Riobaldo, a onça, virou tema de estudo sobre o impacto do calor no mesmo lugar onde se desenrola a saga do protagonista de “Grande Sertão: Veredas” que lhe inspirou o nome. Quando a necessidade obriga, a onça-pintada nada e escala árvore, mas se abrigar no subsolo foi a primeira vez.

Uma medida desesperada para tempos desesperadores. E um retrato do impacto sobre a fauna do calor sem precedentes instalado no coração do Brasil desde 2023. Um período que iniciou uma história que ainda não terminou.

Como ensinou Guimarães Rosa, “o sertão é o mundo”. Mas quis ele que a saga de Riobaldo Tatarana, Diadorim e tantos outros se desenrolasse no sertão onde os cerrados do Norte mineiro, Sudoeste baiano e Sudeste goiano se juntam.
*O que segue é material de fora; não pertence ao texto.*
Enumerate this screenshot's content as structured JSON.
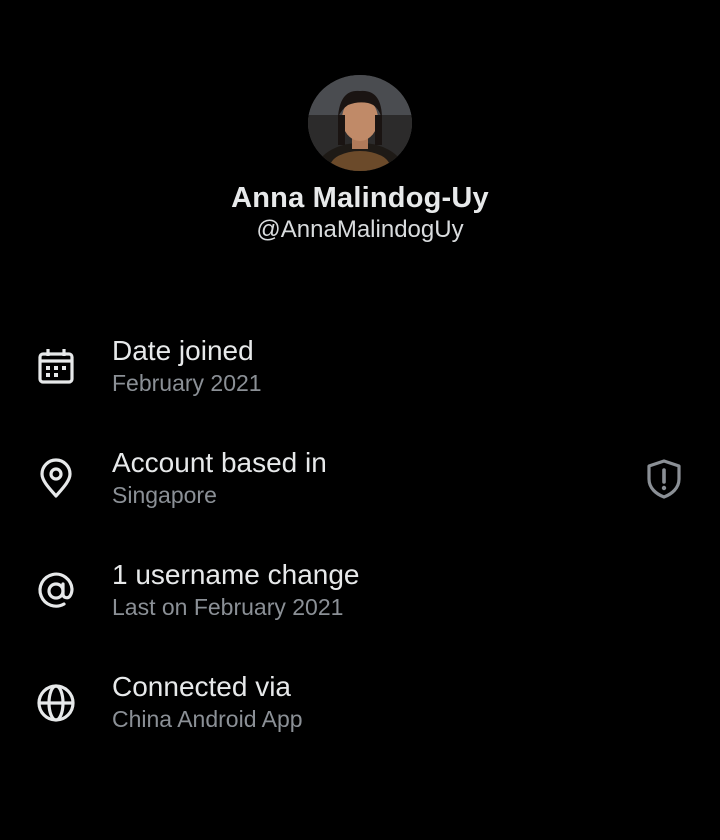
{
  "profile": {
    "name": "Anna Malindog-Uy",
    "handle": "@AnnaMalindogUy"
  },
  "rows": [
    {
      "icon": "calendar-icon",
      "title": "Date joined",
      "subtitle": "February 2021"
    },
    {
      "icon": "location-pin-icon",
      "title": "Account based in",
      "subtitle": "Singapore",
      "badge_icon": "shield-alert-icon"
    },
    {
      "icon": "at-sign-icon",
      "title": "1 username change",
      "subtitle": "Last on February 2021"
    },
    {
      "icon": "globe-icon",
      "title": "Connected via",
      "subtitle": "China Android App"
    }
  ],
  "colors": {
    "background": "#000000",
    "primary_text": "#e7e9ea",
    "secondary_text": "#8b9096"
  }
}
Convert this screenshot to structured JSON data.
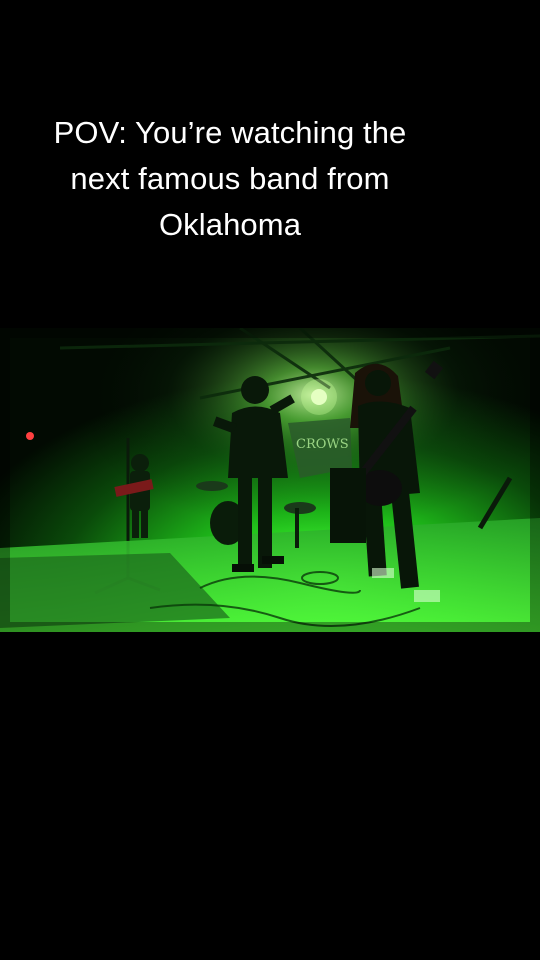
{
  "caption": {
    "lines": [
      "POV: You’re watching the",
      "next famous band from",
      "Oklahoma"
    ]
  },
  "video": {
    "description_icon": "concert-video-frame",
    "accent_color": "#22ff44",
    "background_color": "#000000"
  }
}
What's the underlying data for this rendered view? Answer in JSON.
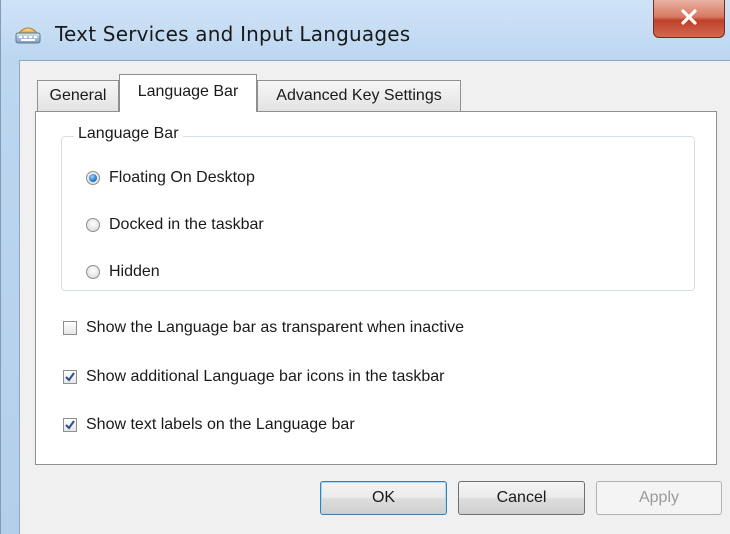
{
  "window": {
    "title": "Text Services and Input Languages",
    "icon": "keyboard-icon"
  },
  "tabs": [
    {
      "label": "General",
      "active": false
    },
    {
      "label": "Language Bar",
      "active": true
    },
    {
      "label": "Advanced Key Settings",
      "active": false
    }
  ],
  "language_bar_group": {
    "label": "Language Bar",
    "options": [
      {
        "label": "Floating On Desktop",
        "checked": true
      },
      {
        "label": "Docked in the taskbar",
        "checked": false
      },
      {
        "label": "Hidden",
        "checked": false
      }
    ]
  },
  "checkboxes": [
    {
      "label": "Show the Language bar as transparent when inactive",
      "checked": false
    },
    {
      "label": "Show additional Language bar icons in the taskbar",
      "checked": true
    },
    {
      "label": "Show text labels on the Language bar",
      "checked": true
    }
  ],
  "buttons": {
    "ok": "OK",
    "cancel": "Cancel",
    "apply": "Apply"
  },
  "colors": {
    "accent": "#2a7fd0",
    "close": "#c0402a"
  }
}
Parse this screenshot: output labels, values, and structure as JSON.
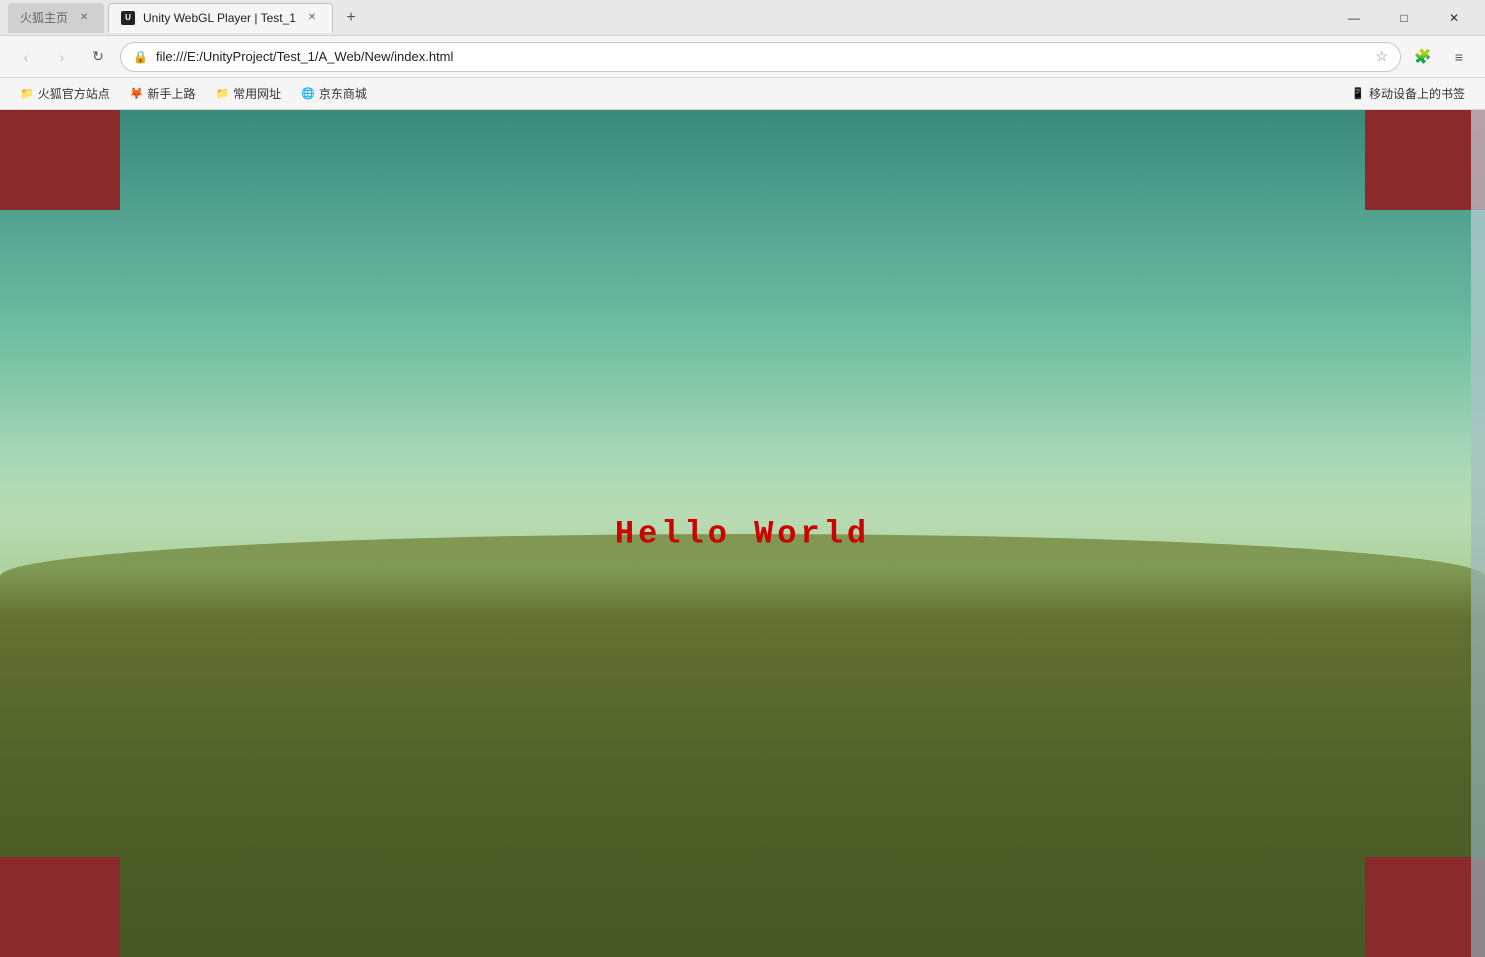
{
  "browser": {
    "tabs": [
      {
        "id": "tab1",
        "label": "火狐主页",
        "active": false,
        "hasIcon": false
      },
      {
        "id": "tab2",
        "label": "Unity WebGL Player | Test_1",
        "active": true,
        "hasIcon": true,
        "iconLabel": "U"
      }
    ],
    "new_tab_label": "+",
    "url": "file:///E:/UnityProject/Test_1/A_Web/New/index.html",
    "window_controls": {
      "minimize": "—",
      "maximize": "□",
      "close": "✕"
    }
  },
  "nav": {
    "back_label": "‹",
    "forward_label": "›",
    "refresh_label": "↻",
    "star_label": "☆",
    "extensions_label": "🧩",
    "menu_label": "≡"
  },
  "bookmarks": {
    "items": [
      {
        "icon": "📁",
        "label": "火狐官方站点"
      },
      {
        "icon": "🦊",
        "label": "新手上路"
      },
      {
        "icon": "📁",
        "label": "常用网址"
      },
      {
        "icon": "🌐",
        "label": "京东商城"
      }
    ],
    "right_item": {
      "icon": "📱",
      "label": "移动设备上的书签"
    }
  },
  "canvas": {
    "hello_world_text": "Hello  World",
    "text_color": "#cc0000"
  }
}
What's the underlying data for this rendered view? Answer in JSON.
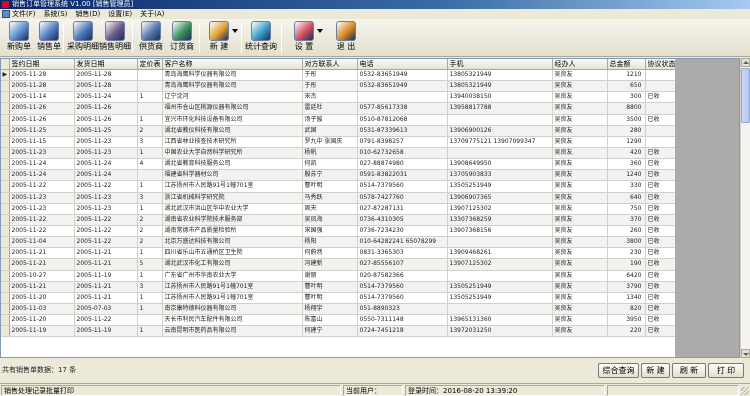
{
  "window": {
    "title": "销售订单管理系统 V1.00  [销售管理员]"
  },
  "menu": [
    "文件(F)",
    "系统(S)",
    "销售(D)",
    "设置(E)",
    "关于(A)"
  ],
  "toolbar": {
    "buttons": [
      {
        "label": "新购单",
        "icon": "new-order-icon",
        "color": "#5b8fd0"
      },
      {
        "label": "销售单",
        "icon": "sales-order-icon",
        "color": "#4f7fc4"
      },
      {
        "label": "采购明细",
        "icon": "purchase-detail-icon",
        "color": "#4a78b8"
      },
      {
        "label": "销售明细",
        "icon": "sales-detail-icon",
        "color": "#6a5a8a"
      },
      {
        "label": "供货商",
        "icon": "supplier-icon",
        "color": "#5477a8"
      },
      {
        "label": "订货商",
        "icon": "customer-icon",
        "color": "#3d8f5a"
      },
      {
        "label": "新 建",
        "icon": "new-icon",
        "color": "#e0a030"
      },
      {
        "label": "统计查询",
        "icon": "statistics-icon",
        "color": "#3aa0c8"
      },
      {
        "label": "设 置",
        "icon": "settings-icon",
        "color": "#d05060"
      },
      {
        "label": "退 出",
        "icon": "exit-icon",
        "color": "#d88a20"
      }
    ]
  },
  "grid": {
    "columns": [
      "签约日期",
      "发货日期",
      "定价表",
      "客户名称",
      "对方联系人",
      "电话",
      "手机",
      "经办人",
      "总金额",
      "协议状态"
    ],
    "rows": [
      [
        "2005-11-28",
        "2005-11-28",
        "",
        "青岛海鹰科学仪器有限公司",
        "于彤",
        "0532-83651949",
        "13805321949",
        "吴良友",
        "1210",
        ""
      ],
      [
        "2005-11-28",
        "2005-11-28",
        "",
        "青岛海鹰科学仪器有限公司",
        "于彤",
        "0532-83651949",
        "13805321949",
        "吴良友",
        "650",
        ""
      ],
      [
        "2005-11-14",
        "2005-11-24",
        "1",
        "辽宁沈河",
        "宋杰",
        "",
        "13940038150",
        "吴良友",
        "300",
        "已收"
      ],
      [
        "2005-11-26",
        "2005-11-26",
        "",
        "福州市仓山区桃源仪器有限公司",
        "雷廷杜",
        "0577-85617338",
        "13958817788",
        "吴良友",
        "8800",
        ""
      ],
      [
        "2005-11-26",
        "2005-11-26",
        "1",
        "宜兴市环化科技设备有限公司",
        "汤子骏",
        "0510-87812068",
        "",
        "吴良友",
        "3500",
        "已收"
      ],
      [
        "2005-11-25",
        "2005-11-25",
        "2",
        "湖北省教仪科技有限公司",
        "武国",
        "0531-87339613",
        "13906900126",
        "吴良友",
        "280",
        ""
      ],
      [
        "2005-11-15",
        "2005-11-23",
        "3",
        "江西省林业核查技术研究所",
        "罗九中 张国庆",
        "0791-8398257",
        "13709775121 13907099347",
        "吴良友",
        "1290",
        ""
      ],
      [
        "2005-11-23",
        "2005-11-23",
        "1",
        "中国农业大学自然科学研究所",
        "杨帆",
        "010-62732658",
        "",
        "吴良友",
        "420",
        "已收"
      ],
      [
        "2005-11-24",
        "2005-11-24",
        "4",
        "湖北省教育科技服务公司",
        "何凯",
        "027-88874980",
        "13908649950",
        "吴良友",
        "360",
        "已收"
      ],
      [
        "2005-11-24",
        "2005-11-24",
        "",
        "福建省科学器材公司",
        "殷苏宁",
        "0591-83822031",
        "13705903833",
        "吴良友",
        "1240",
        "已收"
      ],
      [
        "2005-11-22",
        "2005-11-22",
        "1",
        "江苏扬州市人民路91号1幢701室",
        "曹叶明",
        "0514-7379560",
        "13505251949",
        "吴良友",
        "330",
        "已收"
      ],
      [
        "2005-11-23",
        "2005-11-23",
        "3",
        "浙江省机械科学研究院",
        "马秀跃",
        "0578-7427760",
        "13906907365",
        "吴良友",
        "640",
        "已收"
      ],
      [
        "2005-11-23",
        "2005-11-23",
        "1",
        "湖北武汉市洪山区华中农业大学",
        "周天",
        "027-87287131",
        "13907125302",
        "吴良友",
        "750",
        "已收"
      ],
      [
        "2005-11-22",
        "2005-11-22",
        "2",
        "湖南省农业科学院技术服务部",
        "吴凤海",
        "0736-4310305",
        "13307368259",
        "吴良友",
        "370",
        "已收"
      ],
      [
        "2005-11-22",
        "2005-11-22",
        "2",
        "湖南常德市产品质量检验所",
        "宋国强",
        "0736-7234230",
        "13907368156",
        "吴良友",
        "260",
        "已收"
      ],
      [
        "2005-11-04",
        "2005-11-22",
        "2",
        "北京万盛达科技有限公司",
        "杨阳",
        "010-64282241  65078299",
        "",
        "吴良友",
        "3800",
        "已收"
      ],
      [
        "2005-11-21",
        "2005-11-21",
        "1",
        "四川省乐山市五通桥区卫生院",
        "何蔚然",
        "0831-3365303",
        "13909468261",
        "吴良友",
        "230",
        "已收"
      ],
      [
        "2005-11-21",
        "2005-11-21",
        "5",
        "湖北武汉市化工有限公司",
        "冯建新",
        "027-85556107",
        "13907125302",
        "吴良友",
        "190",
        "已收"
      ],
      [
        "2005-10-27",
        "2005-11-19",
        "1",
        "广东省广州市华南农业大学",
        "谢丽",
        "020-87582366",
        "",
        "吴良友",
        "6420",
        "已收"
      ],
      [
        "2005-11-21",
        "2005-11-21",
        "3",
        "江苏扬州市人民路91号1幢701室",
        "曹叶明",
        "0514-7379560",
        "13505251949",
        "吴良友",
        "3790",
        "已收"
      ],
      [
        "2005-11-20",
        "2005-11-21",
        "1",
        "江苏扬州市人民路91号1幢701室",
        "曹叶明",
        "0514-7379560",
        "13505251949",
        "吴良友",
        "1340",
        "已收"
      ],
      [
        "2005-11-03",
        "2005-07-03",
        "1",
        "南京康特德科仪器有限公司",
        "杨翔宇",
        "051-8890323",
        "",
        "吴良友",
        "820",
        "已收"
      ],
      [
        "2005-11-20",
        "2005-11-22",
        "",
        "天长市利民汽车配件有限公司",
        "陈富山",
        "0550-7311148",
        "13965131360",
        "吴良友",
        "3950",
        "已收"
      ],
      [
        "2005-11-19",
        "2005-11-19",
        "1",
        "云南昆明市医药品有限公司",
        "何建宁",
        "0724-7451218",
        "13972031250",
        "吴良友",
        "220",
        "已收"
      ]
    ]
  },
  "bottom": {
    "count_label": "共有销售单数据：17 条",
    "buttons": [
      "综合查询",
      "新 建",
      "刷 新",
      "打 印"
    ]
  },
  "status": {
    "left": "销售处理记录批量打印",
    "user": "当前用户：",
    "login": "登录时间：2016-08-20 13:39:20"
  }
}
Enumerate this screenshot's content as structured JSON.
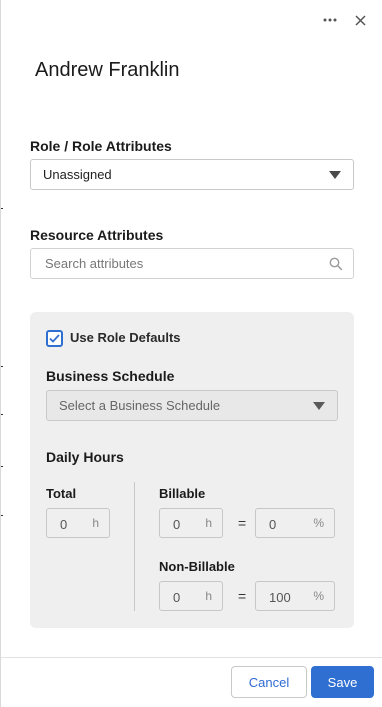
{
  "header": {
    "person_name": "Andrew Franklin",
    "more_icon": "ellipsis-icon",
    "close_icon": "close-icon"
  },
  "role": {
    "label": "Role / Role Attributes",
    "selected": "Unassigned"
  },
  "resource": {
    "label": "Resource Attributes",
    "search_placeholder": "Search attributes"
  },
  "defaults": {
    "use_role_defaults_label": "Use Role Defaults",
    "use_role_defaults_checked": true,
    "schedule_label": "Business Schedule",
    "schedule_placeholder": "Select a Business Schedule",
    "daily_hours_label": "Daily Hours",
    "total_label": "Total",
    "total_value": "0",
    "billable_label": "Billable",
    "billable_hours": "0",
    "billable_percent": "0",
    "non_billable_label": "Non-Billable",
    "non_billable_hours": "0",
    "non_billable_percent": "100",
    "hours_unit": "h",
    "percent_unit": "%",
    "equals": "="
  },
  "footer": {
    "cancel_label": "Cancel",
    "save_label": "Save"
  },
  "colors": {
    "accent": "#2f6fd1",
    "panel_bg": "#efefef"
  }
}
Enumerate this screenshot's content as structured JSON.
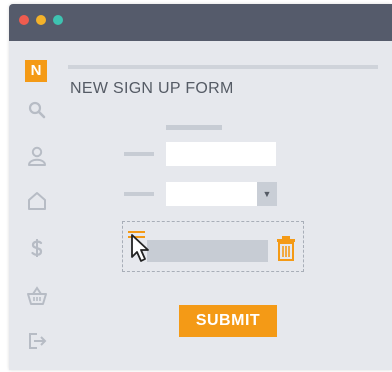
{
  "window": {
    "traffic_lights": [
      "close",
      "minimize",
      "zoom"
    ]
  },
  "sidebar": {
    "logo_letter": "N",
    "icons": [
      "search-icon",
      "user-icon",
      "home-icon",
      "dollar-icon",
      "basket-icon",
      "logout-icon"
    ]
  },
  "form": {
    "title": "NEW SIGN UP FORM",
    "submit_label": "SUBMIT"
  },
  "colors": {
    "accent": "#f49a16",
    "titlebar": "#555b6b",
    "background": "#e6e8ed",
    "placeholder_bar": "#c7ccd4"
  }
}
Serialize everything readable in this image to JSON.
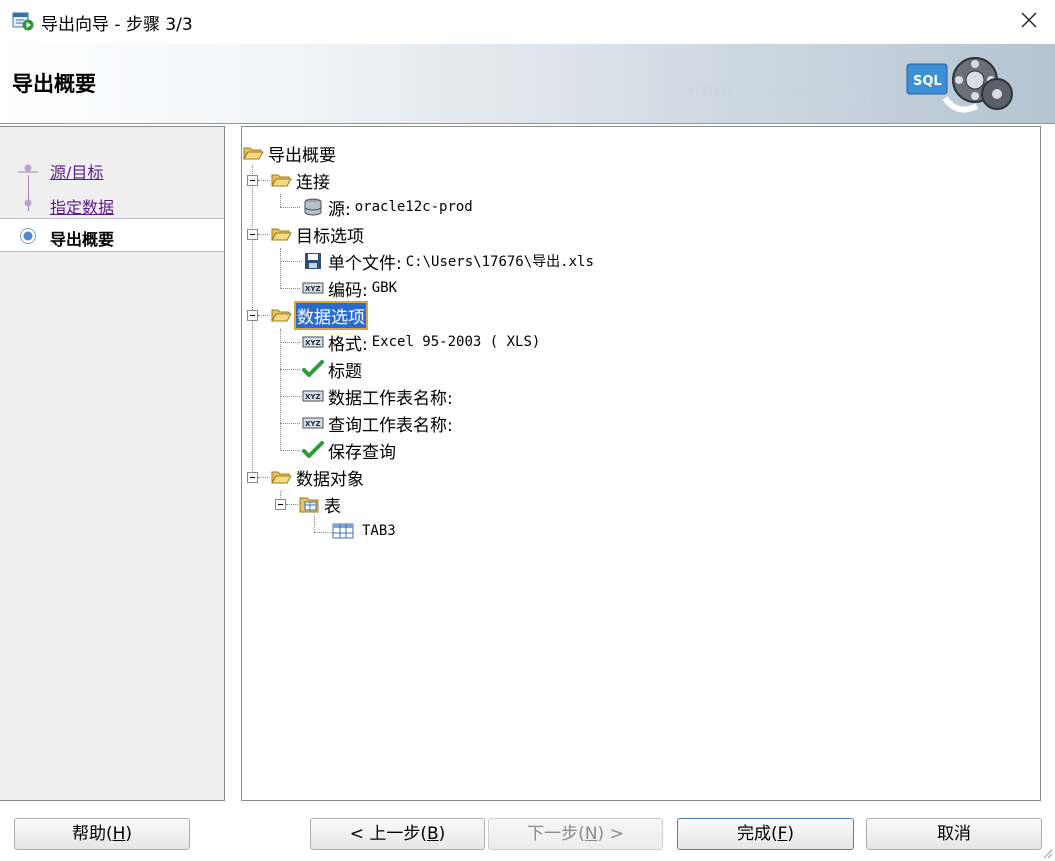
{
  "window": {
    "title": "导出向导 - 步骤 3/3"
  },
  "header": {
    "title": "导出概要",
    "binary_a": "01010101010101010101010101",
    "binary_b": "0101010101"
  },
  "steps": [
    {
      "label": "源/目标",
      "state": "done"
    },
    {
      "label": "指定数据",
      "state": "done"
    },
    {
      "label": "导出概要",
      "state": "current"
    }
  ],
  "tree": {
    "root": "导出概要",
    "connection": {
      "label": "连接",
      "source_label": "源:",
      "source_value": "oracle12c-prod"
    },
    "target": {
      "label": "目标选项",
      "file_label": "单个文件:",
      "file_value": "C:\\Users\\17676\\导出.xls",
      "encoding_label": "编码:",
      "encoding_value": "GBK"
    },
    "data_options": {
      "label": "数据选项",
      "format_label": "格式:",
      "format_value": "Excel 95-2003 ( XLS)",
      "title_label": "标题",
      "data_sheet_label": "数据工作表名称:",
      "query_sheet_label": "查询工作表名称:",
      "save_query_label": "保存查询"
    },
    "data_objects": {
      "label": "数据对象",
      "tables_label": "表",
      "table_name": "TAB3"
    }
  },
  "buttons": {
    "help": {
      "text": "帮助(",
      "key": "H",
      "close": ")"
    },
    "back": {
      "text": "< 上一步(",
      "key": "B",
      "close": ")"
    },
    "next": {
      "text": "下一步(",
      "key": "N",
      "close": ") >"
    },
    "finish": {
      "text": "完成(",
      "key": "F",
      "close": ")"
    },
    "cancel": {
      "text": "取消"
    }
  }
}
O cenário da obra-prima da literatura se tornou também o da luta pela sobrevivência dos animais, em um dos lugares mais quentes do período mais tórrido que se tem notícia no Brasil. Uma história com estratagemas, sofrimento e morte registrada pela ciência ali, mas que retrata desafios da biodiversidade país afora. Pois, nos disse Guimarães Rosa, “o sertão está em toda parte”.

“É o retrato do impacto do calor e da seca na biodiversidade. Sem os animais, não temos biomas. Sem eles, não há água. Está tudo conectado”, afirma o biólogo da Associação Onçafari Eduardo Fragoso, um dos autores do estudo, publicado no periódico Notas sobre Mamíferos Sudamericanos.

Refúgio em meio a fazendas

Ficam nessa região o Parque Nacional Grande Sertão Veredas, onde a onça foi parar no buraco do tatu; o Refúgio da Vida Silvestre das Veredas do Oeste Baiano; e reservas particulares como a da Pousada Trijunção. As unidades de conservação funcionam como refúgios numa região cercada por fazendas de tabaco, soja, algodão, milho e sorgo.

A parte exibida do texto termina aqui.